En lo referente a pruebas, es lo único que necesita decir para perjudicarnos. Alguien que no es un experto contando la sensación que le produjo algo.

– Responda a mi pregunta -le pido.

– ¿Cuál era la pregunta?

– ¿Puede usted decirnos con precisión el tipo o la clase de cigarro que se hallaba en el interior de la bolsa de pruebas aquella noche, en el exterior de la oficina de la víctima?

– No.

– ¿Puede usted decirnos con precisión qué clase de cigarro le dio el señor Hale en mi bufete?

– No.

– O sea que la colilla de cigarro que vio usted aquella noche en el lugar de los hechos podría pertenecer a un cigarro totalmente distinto del que el acusado, el señor Hale, le dio a usted en mi despacho aquella mañana, ¿no es así?

– Es posible.

– Ahora que ya hemos evaluado sus conocimientos acerca de los cigarros, hablemos del comunicado de prensa, el que vio en mi bufete aquella mañana. ¿Llegó usted a leer dicho comunicado de prensa?

– Bueno, le eché un buen vistazo -dice, como si su mente fuera un aspirador que recogiese sólo las partes más perjudiciales para mi cliente.
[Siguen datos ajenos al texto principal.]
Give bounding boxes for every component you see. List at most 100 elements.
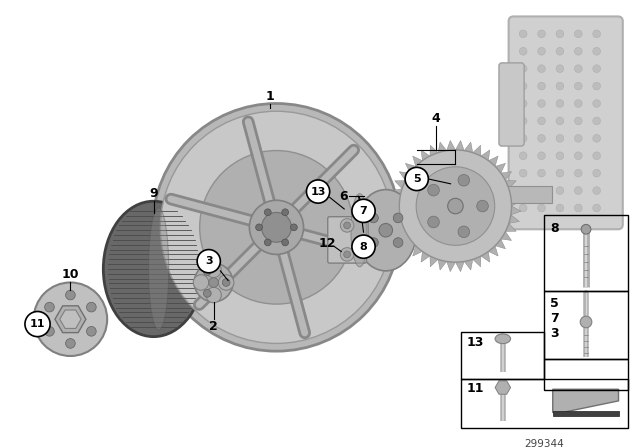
Polygon shape	[473, 256, 481, 267]
Circle shape	[416, 167, 495, 246]
Polygon shape	[438, 142, 447, 153]
Text: 1: 1	[266, 90, 274, 103]
Text: 7: 7	[550, 312, 559, 325]
Circle shape	[575, 152, 582, 159]
Circle shape	[222, 279, 230, 286]
Circle shape	[264, 239, 271, 246]
Polygon shape	[438, 259, 447, 270]
Polygon shape	[553, 389, 618, 413]
Circle shape	[448, 198, 463, 214]
Polygon shape	[488, 156, 498, 166]
Circle shape	[204, 289, 211, 297]
Bar	[545, 215, 628, 291]
Circle shape	[593, 187, 600, 194]
Circle shape	[556, 152, 564, 159]
Circle shape	[593, 47, 600, 55]
Text: 9: 9	[149, 187, 158, 200]
Circle shape	[428, 184, 439, 196]
Circle shape	[538, 187, 545, 194]
Circle shape	[538, 99, 545, 108]
Circle shape	[538, 204, 545, 212]
Polygon shape	[495, 239, 506, 249]
Polygon shape	[392, 189, 402, 197]
Polygon shape	[395, 181, 405, 189]
Circle shape	[519, 65, 527, 73]
Text: 12: 12	[319, 237, 337, 250]
Circle shape	[593, 204, 600, 212]
Text: 10: 10	[61, 268, 79, 281]
Circle shape	[519, 82, 527, 90]
Circle shape	[556, 117, 564, 125]
Circle shape	[575, 169, 582, 177]
Circle shape	[538, 65, 545, 73]
Text: 3: 3	[205, 256, 212, 266]
Circle shape	[45, 302, 54, 312]
Circle shape	[556, 204, 564, 212]
Circle shape	[593, 65, 600, 73]
Bar	[461, 332, 545, 379]
Ellipse shape	[103, 201, 204, 336]
Circle shape	[45, 327, 54, 336]
Circle shape	[428, 216, 439, 228]
Circle shape	[206, 262, 221, 278]
Circle shape	[197, 250, 220, 273]
Circle shape	[344, 222, 351, 229]
Circle shape	[556, 65, 564, 73]
Circle shape	[556, 99, 564, 108]
Text: 13: 13	[467, 336, 484, 349]
Polygon shape	[501, 232, 511, 241]
Circle shape	[556, 187, 564, 194]
Circle shape	[519, 117, 527, 125]
Polygon shape	[413, 156, 422, 166]
Circle shape	[593, 30, 600, 38]
Circle shape	[519, 47, 527, 55]
Polygon shape	[405, 239, 416, 249]
Circle shape	[556, 169, 564, 177]
Polygon shape	[553, 410, 618, 416]
Circle shape	[519, 187, 527, 194]
Circle shape	[282, 239, 289, 246]
Circle shape	[458, 226, 470, 237]
Circle shape	[195, 263, 233, 302]
Polygon shape	[399, 232, 410, 241]
Circle shape	[307, 180, 330, 203]
Text: 13: 13	[310, 186, 326, 197]
Circle shape	[369, 238, 378, 247]
Text: 11: 11	[30, 319, 45, 329]
Bar	[545, 359, 628, 390]
Polygon shape	[481, 150, 490, 161]
Circle shape	[538, 169, 545, 177]
Circle shape	[264, 209, 271, 215]
Circle shape	[34, 283, 107, 356]
Polygon shape	[456, 141, 464, 151]
Circle shape	[575, 30, 582, 38]
Circle shape	[86, 327, 96, 336]
Circle shape	[538, 47, 545, 55]
Circle shape	[538, 82, 545, 90]
Text: 2: 2	[209, 319, 218, 332]
Circle shape	[206, 287, 221, 303]
Circle shape	[204, 268, 211, 276]
Polygon shape	[430, 145, 438, 156]
Polygon shape	[511, 197, 521, 206]
Polygon shape	[413, 246, 422, 256]
Circle shape	[262, 212, 291, 242]
Circle shape	[393, 238, 403, 247]
Circle shape	[519, 152, 527, 159]
Bar	[545, 291, 628, 359]
Circle shape	[538, 117, 545, 125]
Circle shape	[218, 275, 234, 290]
Circle shape	[593, 169, 600, 177]
Circle shape	[340, 219, 354, 232]
Circle shape	[575, 134, 582, 142]
Circle shape	[458, 174, 470, 186]
Ellipse shape	[351, 194, 369, 267]
Circle shape	[340, 248, 354, 261]
Polygon shape	[390, 206, 400, 215]
Circle shape	[65, 290, 76, 300]
Circle shape	[379, 224, 392, 237]
Circle shape	[556, 30, 564, 38]
Ellipse shape	[495, 334, 511, 344]
Text: 4: 4	[432, 112, 440, 125]
Polygon shape	[481, 251, 490, 262]
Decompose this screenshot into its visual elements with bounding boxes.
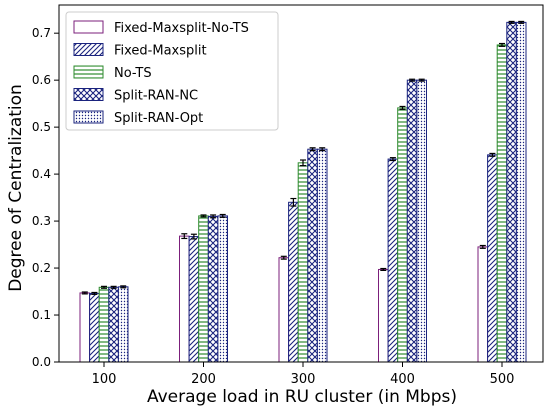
- y-tick-label: 0.3: [32, 214, 51, 228]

En este punto, el problema radica en que Ryan y Brower han sacado a colación cuestiones de abusos deshonestos e incesto. Han emponzoñado a los jurados. Cuando éstos entraron esta mañana, ninguno de ellos quiso mirar hacia Jonah. Ryan ha puesto ante mí una ingente tarea de rehabilitación que ni siquiera está relacionada con el asesinato. Las acusaciones de Suade contra Jonah, las que contenía el comunicado de prensa, ni siquiera serían admisibles salvo por el hecho de que, según la tesis de la fiscalía, atañen al móvil del delito, forman parte del motivo por el que mi cliente mató a Suade, y en ese sentido son letales para nosotros.

– Además de las partes referidas a mi cliente, el señor Hale, ¿qué otras cosas decía el comunicado de prensa? -pregunto.

Brower mira hacia el techo, le echa un vistazo a Ryan, como si esperase que éste le hiciera algún tipo de seña. Transcurren unos segundos, mientras el testigo trata de hacer memoria.

– No lo recuerdo -dice finalmente.

– ¿No se mencionaba también el condado? -pregunto.

– Ah, sí. Es cierto.

– ¿Y qué decía acerca del condado?

– No lo sé. Era confuso.

– Ayer, cuando hizo usted mención a las acusaciones que contenía contra mi cliente, parecía estar bastante claro.

– Protesto. -Ryan está de pie junto a su mesa-. El defensor está calificando la prueba.

– Esta prueba requiere cierta calificación -contesto.

– Se admite la protesta. Señor Madriani… -Peltro me mira y mueve reprobatoriamente la cabeza.

– ¿Cómo explica usted el hecho de que lo único que recuerda del comunicado de prensa son las acusaciones contra mi cliente?

– No lo sé. Es lo que se me quedó en la cabeza -dice Brower.

– Permítame que le pregunte algo referente a las acusaciones contra el señor Hale que contenía ese comunicado. Por lo que usted sabe, se trataba de acusaciones sin fundamento, ¿no es así?

Ryan vuelve a estar de pie, protestando.

– ¿Cómo va a saber eso el testigo? Se trata de una pregunta improcedente.